This article appeared on LinkedIn on 5th April 2017, and you can read it in full here.
Earlier this week I saw an item on LinkedIn where someone was asking advice about building a SOC (Security Operations Centre). It set me thinking that often we see a great clamour for solutions, for the latest shiny bit of kit with flashing lights and a cool name, but do we ever stop to wonder why we need it?
Before we even look at equipment or software, the very first step should be to look at our business objectives. Why are we doing what we do, and do our objectives help achieve that? What is our end goal? Without knowing this, how can we possibly determine the best solution for our needs?
We should then look at our risk registers, to identify the key areas of risk, and to determine whether by mitigating any of those we will reach our end goal – or at least be closer to it than we currently are. How many of those risks require human interaction, and how many are dependent on hardware and software?
Looking at our policies and procedures next, we should try to establish whether they are helping us achieve our stated aims, or are they hindering that task? Are we able to amend the working processes in a way that makes them cost effective and help us meet our business goals?
Do your staff understand the business objectives, and are they appropriately skilled / experienced to help reach those objectives? If not, what do they need to help them understand, and what training / guidance do they need?
Once you’ve gone through all these steps, you’ll have a good idea of what’s missing, what is preventing you from achieving your business goals. Write these down, as they will form the basis of a specification document which will identify the requirements of any solutions you need. It might not be that big shiny box from vendor A: it might be additional training for your staff, it might be a paper based process or it might be a bit of software instead. You’ll also have some idea of the level of risk, and how much money you’re able to devote to addressing the gap, through a cost benefits analysis. This will help determine your budget for any additional actions / solutions you find that you need. In some cases it boils down to scale, and the type of business. For example, why would an SME with 5 people working in an office need their own SOC? They may need one, but could probably outsource it rather than build and maintain their own much more cheaply.
I’ve worked on a number of consulting engagements where the client has told me they need the latest and greatest bit of kit, but when pressed for the reason behind this decision they could only come up with “because all my competitors are using it so I should have it too” or “the salesman told me it would solve all my problems”. Those are hardly sound business reasons, wouldn’t you agree?

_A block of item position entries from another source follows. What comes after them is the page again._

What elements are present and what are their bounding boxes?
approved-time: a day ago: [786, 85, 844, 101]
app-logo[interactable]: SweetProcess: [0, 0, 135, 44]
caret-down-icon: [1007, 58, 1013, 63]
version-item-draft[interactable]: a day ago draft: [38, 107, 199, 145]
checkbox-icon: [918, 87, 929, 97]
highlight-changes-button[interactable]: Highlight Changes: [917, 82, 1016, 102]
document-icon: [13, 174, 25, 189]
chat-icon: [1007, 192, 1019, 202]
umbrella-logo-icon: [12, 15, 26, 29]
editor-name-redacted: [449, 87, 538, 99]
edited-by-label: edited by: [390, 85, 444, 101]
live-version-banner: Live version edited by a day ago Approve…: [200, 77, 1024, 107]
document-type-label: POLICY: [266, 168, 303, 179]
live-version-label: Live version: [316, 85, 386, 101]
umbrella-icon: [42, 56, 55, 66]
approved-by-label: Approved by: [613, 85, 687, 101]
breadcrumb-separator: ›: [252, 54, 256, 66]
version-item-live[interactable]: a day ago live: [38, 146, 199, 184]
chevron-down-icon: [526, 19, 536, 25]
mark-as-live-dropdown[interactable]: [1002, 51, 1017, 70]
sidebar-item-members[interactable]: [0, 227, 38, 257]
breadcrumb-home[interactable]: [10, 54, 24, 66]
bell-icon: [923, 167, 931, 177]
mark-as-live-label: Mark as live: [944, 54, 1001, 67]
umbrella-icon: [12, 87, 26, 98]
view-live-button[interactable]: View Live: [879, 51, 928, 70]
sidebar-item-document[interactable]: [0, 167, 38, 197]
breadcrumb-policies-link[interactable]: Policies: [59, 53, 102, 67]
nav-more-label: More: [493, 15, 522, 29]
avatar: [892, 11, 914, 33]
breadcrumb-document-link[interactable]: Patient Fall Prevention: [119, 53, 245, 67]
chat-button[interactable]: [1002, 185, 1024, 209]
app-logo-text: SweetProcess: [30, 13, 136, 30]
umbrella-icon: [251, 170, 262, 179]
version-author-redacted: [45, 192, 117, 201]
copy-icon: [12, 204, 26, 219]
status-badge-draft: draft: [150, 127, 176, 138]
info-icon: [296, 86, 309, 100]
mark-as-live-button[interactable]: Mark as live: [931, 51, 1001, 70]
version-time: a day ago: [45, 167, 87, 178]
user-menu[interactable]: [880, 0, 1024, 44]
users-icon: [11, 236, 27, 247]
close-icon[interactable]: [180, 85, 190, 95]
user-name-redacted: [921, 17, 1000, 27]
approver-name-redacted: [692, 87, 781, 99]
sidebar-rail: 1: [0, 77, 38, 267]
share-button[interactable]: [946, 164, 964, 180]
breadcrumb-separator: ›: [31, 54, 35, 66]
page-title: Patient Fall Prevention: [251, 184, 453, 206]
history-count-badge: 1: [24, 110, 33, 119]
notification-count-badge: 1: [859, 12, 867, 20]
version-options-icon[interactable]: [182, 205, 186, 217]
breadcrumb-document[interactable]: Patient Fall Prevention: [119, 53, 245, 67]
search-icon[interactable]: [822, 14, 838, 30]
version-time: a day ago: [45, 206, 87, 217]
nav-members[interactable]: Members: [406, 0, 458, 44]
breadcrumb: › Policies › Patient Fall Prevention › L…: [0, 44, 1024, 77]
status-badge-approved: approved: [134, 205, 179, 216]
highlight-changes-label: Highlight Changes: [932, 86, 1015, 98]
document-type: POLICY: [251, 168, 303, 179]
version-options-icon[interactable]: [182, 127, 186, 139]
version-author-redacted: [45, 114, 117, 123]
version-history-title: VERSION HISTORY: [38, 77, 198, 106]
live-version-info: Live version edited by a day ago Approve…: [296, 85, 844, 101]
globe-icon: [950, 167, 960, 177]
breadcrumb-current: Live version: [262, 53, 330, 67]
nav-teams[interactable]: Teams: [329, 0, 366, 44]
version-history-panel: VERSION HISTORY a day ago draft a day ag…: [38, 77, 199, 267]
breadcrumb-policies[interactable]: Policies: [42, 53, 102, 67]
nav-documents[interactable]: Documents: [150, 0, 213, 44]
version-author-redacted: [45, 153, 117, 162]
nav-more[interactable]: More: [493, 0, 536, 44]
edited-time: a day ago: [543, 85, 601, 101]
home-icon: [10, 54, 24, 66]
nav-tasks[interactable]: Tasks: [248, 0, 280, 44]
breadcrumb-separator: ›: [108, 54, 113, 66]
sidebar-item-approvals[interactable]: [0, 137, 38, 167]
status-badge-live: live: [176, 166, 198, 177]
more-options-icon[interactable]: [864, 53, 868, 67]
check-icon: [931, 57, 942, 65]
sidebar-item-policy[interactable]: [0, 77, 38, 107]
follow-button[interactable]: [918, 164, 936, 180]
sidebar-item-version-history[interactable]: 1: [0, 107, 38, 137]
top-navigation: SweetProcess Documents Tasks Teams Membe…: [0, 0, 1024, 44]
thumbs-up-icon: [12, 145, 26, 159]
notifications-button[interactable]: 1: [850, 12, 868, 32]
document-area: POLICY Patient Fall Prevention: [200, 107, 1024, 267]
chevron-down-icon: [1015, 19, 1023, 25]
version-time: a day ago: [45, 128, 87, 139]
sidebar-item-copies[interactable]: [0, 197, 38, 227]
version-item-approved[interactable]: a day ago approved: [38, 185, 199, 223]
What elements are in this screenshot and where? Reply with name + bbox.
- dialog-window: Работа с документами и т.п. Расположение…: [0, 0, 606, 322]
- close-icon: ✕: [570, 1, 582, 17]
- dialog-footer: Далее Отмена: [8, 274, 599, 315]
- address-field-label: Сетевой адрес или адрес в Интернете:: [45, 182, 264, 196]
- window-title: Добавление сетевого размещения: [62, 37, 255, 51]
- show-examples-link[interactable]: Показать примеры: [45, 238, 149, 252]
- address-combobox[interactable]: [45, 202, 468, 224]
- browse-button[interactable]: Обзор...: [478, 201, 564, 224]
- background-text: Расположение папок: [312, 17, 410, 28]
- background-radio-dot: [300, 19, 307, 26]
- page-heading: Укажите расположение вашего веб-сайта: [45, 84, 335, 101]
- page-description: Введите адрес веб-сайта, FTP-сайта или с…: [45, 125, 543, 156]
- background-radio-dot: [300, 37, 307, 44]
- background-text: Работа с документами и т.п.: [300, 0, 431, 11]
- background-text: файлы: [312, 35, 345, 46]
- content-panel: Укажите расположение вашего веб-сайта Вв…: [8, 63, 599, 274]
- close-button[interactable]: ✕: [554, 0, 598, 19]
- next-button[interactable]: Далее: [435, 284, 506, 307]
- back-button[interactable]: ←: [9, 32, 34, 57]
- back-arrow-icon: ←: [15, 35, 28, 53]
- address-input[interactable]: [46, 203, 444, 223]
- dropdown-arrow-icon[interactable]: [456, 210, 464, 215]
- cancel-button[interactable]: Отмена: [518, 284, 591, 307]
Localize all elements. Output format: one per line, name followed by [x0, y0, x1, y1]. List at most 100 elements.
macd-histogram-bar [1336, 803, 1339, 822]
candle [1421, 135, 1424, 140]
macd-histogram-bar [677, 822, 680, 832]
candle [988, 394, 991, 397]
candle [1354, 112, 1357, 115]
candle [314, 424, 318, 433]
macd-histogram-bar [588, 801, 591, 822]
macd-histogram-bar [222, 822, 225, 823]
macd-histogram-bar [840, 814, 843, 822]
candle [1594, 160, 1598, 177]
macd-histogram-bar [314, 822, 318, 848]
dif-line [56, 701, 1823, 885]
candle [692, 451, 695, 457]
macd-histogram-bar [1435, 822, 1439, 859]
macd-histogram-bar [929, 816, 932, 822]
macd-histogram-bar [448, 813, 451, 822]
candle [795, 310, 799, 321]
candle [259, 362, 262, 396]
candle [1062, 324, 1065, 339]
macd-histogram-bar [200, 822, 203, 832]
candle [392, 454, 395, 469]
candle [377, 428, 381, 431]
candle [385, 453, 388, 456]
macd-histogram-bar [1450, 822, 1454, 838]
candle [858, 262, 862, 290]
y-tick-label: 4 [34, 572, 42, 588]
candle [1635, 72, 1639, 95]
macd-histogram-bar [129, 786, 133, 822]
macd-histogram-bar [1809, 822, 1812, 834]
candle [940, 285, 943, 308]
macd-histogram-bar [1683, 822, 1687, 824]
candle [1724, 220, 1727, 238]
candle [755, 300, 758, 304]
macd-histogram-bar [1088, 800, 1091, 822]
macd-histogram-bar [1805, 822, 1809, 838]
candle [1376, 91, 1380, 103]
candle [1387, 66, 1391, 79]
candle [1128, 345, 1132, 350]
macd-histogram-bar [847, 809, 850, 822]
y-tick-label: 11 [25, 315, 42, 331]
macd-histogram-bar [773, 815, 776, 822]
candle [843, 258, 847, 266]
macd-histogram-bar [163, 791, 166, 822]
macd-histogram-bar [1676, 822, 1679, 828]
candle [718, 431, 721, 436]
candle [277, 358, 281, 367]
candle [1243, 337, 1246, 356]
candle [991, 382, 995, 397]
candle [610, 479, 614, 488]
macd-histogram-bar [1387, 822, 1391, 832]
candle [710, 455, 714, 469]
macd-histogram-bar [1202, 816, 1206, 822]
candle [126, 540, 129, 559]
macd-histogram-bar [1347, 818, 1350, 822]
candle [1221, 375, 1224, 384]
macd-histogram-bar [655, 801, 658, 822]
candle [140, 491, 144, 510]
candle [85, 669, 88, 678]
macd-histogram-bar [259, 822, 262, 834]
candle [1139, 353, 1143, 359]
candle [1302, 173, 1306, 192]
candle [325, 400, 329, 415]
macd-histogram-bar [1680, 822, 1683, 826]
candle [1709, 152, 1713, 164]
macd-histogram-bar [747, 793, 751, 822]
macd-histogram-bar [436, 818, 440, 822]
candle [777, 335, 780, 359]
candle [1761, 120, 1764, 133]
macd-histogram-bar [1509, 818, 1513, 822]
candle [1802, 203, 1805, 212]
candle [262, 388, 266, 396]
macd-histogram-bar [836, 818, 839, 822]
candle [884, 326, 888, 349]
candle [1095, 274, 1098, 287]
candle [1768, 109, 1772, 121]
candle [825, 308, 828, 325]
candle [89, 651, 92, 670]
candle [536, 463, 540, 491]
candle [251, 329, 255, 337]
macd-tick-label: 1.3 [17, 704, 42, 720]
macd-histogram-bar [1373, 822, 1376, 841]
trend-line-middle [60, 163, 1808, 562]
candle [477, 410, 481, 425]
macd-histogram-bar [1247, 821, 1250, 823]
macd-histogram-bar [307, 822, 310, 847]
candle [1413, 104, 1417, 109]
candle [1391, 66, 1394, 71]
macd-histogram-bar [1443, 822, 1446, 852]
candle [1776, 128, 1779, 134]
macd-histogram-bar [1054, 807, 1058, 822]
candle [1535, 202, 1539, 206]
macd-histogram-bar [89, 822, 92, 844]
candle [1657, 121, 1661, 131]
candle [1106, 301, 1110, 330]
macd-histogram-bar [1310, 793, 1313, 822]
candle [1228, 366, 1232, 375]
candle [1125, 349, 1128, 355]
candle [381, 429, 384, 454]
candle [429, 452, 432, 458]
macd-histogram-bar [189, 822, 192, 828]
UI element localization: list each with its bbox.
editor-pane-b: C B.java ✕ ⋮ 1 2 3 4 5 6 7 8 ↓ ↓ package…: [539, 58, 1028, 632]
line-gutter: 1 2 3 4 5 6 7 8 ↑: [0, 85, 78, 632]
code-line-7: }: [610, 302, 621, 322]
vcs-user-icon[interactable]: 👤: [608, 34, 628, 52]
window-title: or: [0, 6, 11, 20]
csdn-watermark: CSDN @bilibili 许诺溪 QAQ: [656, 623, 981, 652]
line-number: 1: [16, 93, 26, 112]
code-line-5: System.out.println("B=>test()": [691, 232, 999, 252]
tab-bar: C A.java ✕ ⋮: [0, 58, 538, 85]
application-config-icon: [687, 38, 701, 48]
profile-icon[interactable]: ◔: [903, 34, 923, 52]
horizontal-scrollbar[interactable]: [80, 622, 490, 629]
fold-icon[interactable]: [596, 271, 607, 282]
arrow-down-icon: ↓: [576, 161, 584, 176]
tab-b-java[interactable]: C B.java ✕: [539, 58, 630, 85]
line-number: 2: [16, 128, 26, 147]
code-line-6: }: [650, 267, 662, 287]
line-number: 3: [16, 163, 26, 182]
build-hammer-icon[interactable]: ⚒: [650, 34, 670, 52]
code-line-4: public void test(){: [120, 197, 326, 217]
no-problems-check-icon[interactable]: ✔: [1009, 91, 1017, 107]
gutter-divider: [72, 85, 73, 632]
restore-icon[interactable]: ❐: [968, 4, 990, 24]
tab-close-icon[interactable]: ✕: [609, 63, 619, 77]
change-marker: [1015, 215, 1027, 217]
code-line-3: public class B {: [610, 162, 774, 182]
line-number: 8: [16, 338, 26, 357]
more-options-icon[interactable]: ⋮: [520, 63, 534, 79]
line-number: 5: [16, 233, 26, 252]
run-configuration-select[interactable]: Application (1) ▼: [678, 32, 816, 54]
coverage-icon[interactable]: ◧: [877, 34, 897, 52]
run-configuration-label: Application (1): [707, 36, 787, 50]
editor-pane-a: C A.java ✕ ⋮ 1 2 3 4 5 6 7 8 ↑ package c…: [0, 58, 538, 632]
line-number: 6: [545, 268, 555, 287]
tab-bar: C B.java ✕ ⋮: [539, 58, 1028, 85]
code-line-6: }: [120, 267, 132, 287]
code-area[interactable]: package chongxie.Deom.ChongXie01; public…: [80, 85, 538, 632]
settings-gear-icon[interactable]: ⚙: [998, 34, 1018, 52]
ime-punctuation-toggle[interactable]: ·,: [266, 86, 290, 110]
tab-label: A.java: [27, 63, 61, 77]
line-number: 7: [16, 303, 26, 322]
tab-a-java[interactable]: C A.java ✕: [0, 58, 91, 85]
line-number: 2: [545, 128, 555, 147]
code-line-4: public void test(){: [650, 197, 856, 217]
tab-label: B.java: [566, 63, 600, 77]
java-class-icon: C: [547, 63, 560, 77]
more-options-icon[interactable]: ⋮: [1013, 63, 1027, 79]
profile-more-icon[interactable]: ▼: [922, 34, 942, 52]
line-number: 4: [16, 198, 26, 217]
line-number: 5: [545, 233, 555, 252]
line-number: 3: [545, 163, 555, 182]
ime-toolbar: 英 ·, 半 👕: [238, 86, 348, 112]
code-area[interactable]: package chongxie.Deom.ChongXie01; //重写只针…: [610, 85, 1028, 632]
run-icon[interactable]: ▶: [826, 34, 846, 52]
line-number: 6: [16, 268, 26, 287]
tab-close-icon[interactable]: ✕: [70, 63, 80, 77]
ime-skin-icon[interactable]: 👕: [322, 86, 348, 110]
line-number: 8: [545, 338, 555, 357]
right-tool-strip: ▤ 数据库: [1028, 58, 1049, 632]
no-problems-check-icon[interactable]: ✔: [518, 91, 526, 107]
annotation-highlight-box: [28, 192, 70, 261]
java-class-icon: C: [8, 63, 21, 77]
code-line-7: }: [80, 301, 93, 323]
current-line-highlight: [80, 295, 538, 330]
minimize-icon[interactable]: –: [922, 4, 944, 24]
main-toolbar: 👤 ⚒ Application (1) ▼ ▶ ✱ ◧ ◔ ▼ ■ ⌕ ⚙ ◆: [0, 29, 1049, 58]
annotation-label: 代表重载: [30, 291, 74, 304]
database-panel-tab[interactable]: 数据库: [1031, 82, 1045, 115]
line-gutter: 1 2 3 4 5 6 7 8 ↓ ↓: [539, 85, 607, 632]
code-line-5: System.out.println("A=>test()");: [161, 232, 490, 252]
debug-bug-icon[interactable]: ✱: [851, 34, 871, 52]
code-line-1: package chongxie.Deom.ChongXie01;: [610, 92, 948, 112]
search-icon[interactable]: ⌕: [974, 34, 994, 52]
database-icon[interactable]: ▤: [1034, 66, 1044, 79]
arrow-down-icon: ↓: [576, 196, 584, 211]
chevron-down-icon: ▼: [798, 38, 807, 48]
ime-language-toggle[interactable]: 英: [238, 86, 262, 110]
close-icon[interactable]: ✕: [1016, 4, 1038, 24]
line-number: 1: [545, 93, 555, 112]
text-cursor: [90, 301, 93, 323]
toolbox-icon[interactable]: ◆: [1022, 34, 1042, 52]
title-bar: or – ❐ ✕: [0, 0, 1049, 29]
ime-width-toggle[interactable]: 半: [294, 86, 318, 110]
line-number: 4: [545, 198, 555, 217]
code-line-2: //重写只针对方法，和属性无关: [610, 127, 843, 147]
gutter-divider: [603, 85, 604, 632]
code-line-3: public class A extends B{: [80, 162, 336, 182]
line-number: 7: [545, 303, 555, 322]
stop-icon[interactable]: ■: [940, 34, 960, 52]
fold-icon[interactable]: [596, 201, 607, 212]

I was speaking at an event recently, one of a long series, and the moderator told be before it began that they’d had quite a few people in, from the intelligence community as well as vendors, telling the attendees that this gadget or this software would solve all their problems, would address their biggest issues, would remove most of their risk. Fabulous claims, but how could they be sure? They didn’t know the attendees’ businesses, they didn’t know the policies, processes, controls and systems the attendees already had in place, they didn’t know what the attendees’ risks were – so how could they possibly offer a solution? It doesn’t make logical sense, does it?
I’m reading a really good book at the moment, called Start With Why by Simon Sinek. It very sensibly suggests that before setting out to build a new business, or to grow an existing venture, you should ask yourself why you are doing it. The same applies to technical solutions I think – work out why you are doing what you are doing, and why you need to change, then take things from there. The answer may not be that super cool shiny box with lots of flashing lights.